Paved highways has the least R-Squared

**Bonus point question**

*(5 points - no partial credit)*

### 
Fit a simple linear regression model to predict `Petrol_consumption` based on predictor *P*, but without an intercept term.

*(you must answer this correctly to qualify for earning bonus points)*

In [None]:
Linear_model2= smf.ols(formula= "Petrol_consumption~Prop_license-1", data=train)
model2= Linear_model2.fit()
model2.summary()


### 
Estimate the petrol consumption for the observations in *petrol_consumption_test.csv* using the model in developed in the previous question.
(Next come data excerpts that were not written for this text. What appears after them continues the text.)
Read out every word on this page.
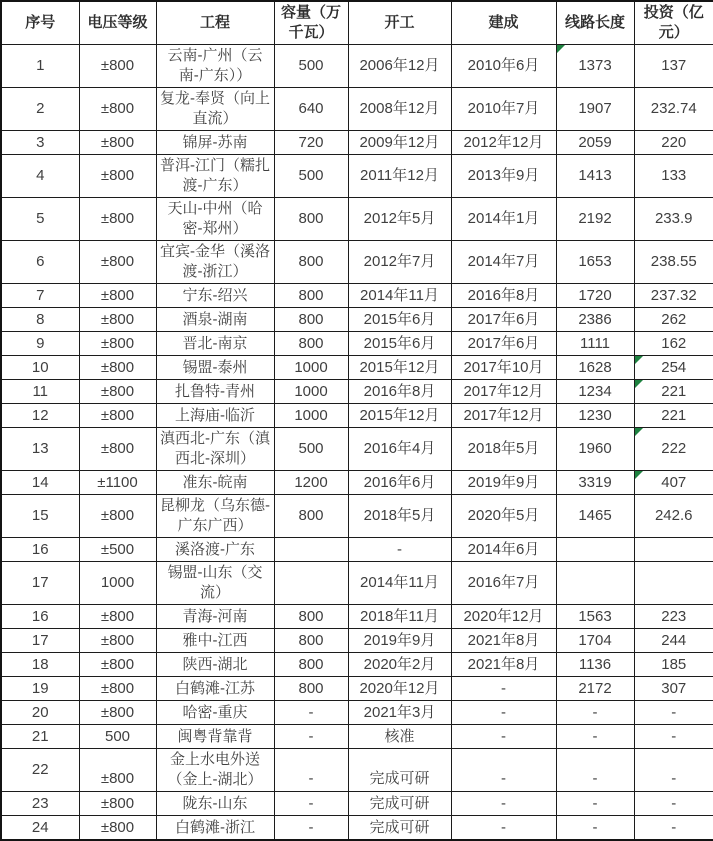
序号	电压等级	工程	容量（万千瓦）	开工	建成	线路长度	投资（亿元）
1	±800	云南-广州（云南-广东））	500	2006年12月	2010年6月	1373	137
2	±800	复龙-奉贤（向上直流）	640	2008年12月	2010年7月	1907	232.74
3	±800	锦屏-苏南	720	2009年12月	2012年12月	2059	220
4	±800	普洱-江门（糯扎渡-广东）	500	2011年12月	2013年9月	1413	133
5	±800	天山-中州（哈密-郑州）	800	2012年5月	2014年1月	2192	233.9
6	±800	宜宾-金华（溪洛渡-浙江）	800	2012年7月	2014年7月	1653	238.55
7	±800	宁东-绍兴	800	2014年11月	2016年8月	1720	237.32
8	±800	酒泉-湖南	800	2015年6月	2017年6月	2386	262
9	±800	晋北-南京	800	2015年6月	2017年6月	1111	162
10	±800	锡盟-泰州	1000	2015年12月	2017年10月	1628	254

11	±800	扎鲁特-青州	1000	2016年8月	2017年12月	1234	221

12	±800	上海庙-临沂	1000	2015年12月	2017年12月	1230	221
13	±800	滇西北-广东（滇西北-深圳）	500	2016年4月	2018年5月	1960	222

14	±1100	准东-皖南	1200	2016年6月	2019年9月	3319	407

15	±800	昆柳龙（乌东德-广东广西）	800	2018年5月	2020年5月	1465	242.6
16	±500	溪洛渡-广东		-	2014年6月		
17	1000	锡盟-山东（交流）		2014年11月	2016年7月		
16	±800	青海-河南	800	2018年11月	2020年12月	1563	223
17	±800	雅中-江西	800	2019年9月	2021年8月	1704	244
18	±800	陕西-湖北	800	2020年2月	2021年8月	1136	185
19	±800	白鹤滩-江苏	800	2020年12月	-	2172	307
20	±800	哈密-重庆	-	2021年3月	-	-	-
21	500	闽粤背靠背	-	核准	-	-	-
22	±800	金上水电外送（金上-湖北）	-	完成可研	-	-	-
23	±800	陇东-山东	-	完成可研	-	-	-
24	±800	白鹤滩-浙江	-	完成可研	-	-	-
Find the RMSE.

*(you must answer this correctly to qualify for earning bonus points)*

In [None]:
test= pd.read_csv("petrol_consumption_test.csv")
pred_price2 = model2.predict(test['Prop_license'])
np.sqrt(((test.Petrol_consumption - pred_price2)**2).mean())

### 
The RMSE for the models with and without the intercept are similar, which indicates that both models are almost equally good. However, the R-squared for the model without intercept is much higher than the R-squared for the model with the intercept. Why? Justify your answer.

*(5 points)*

The model without intercept is forced to pass through the origin, which means that it is not able to adjust its fit to the data as much as the model with intercept.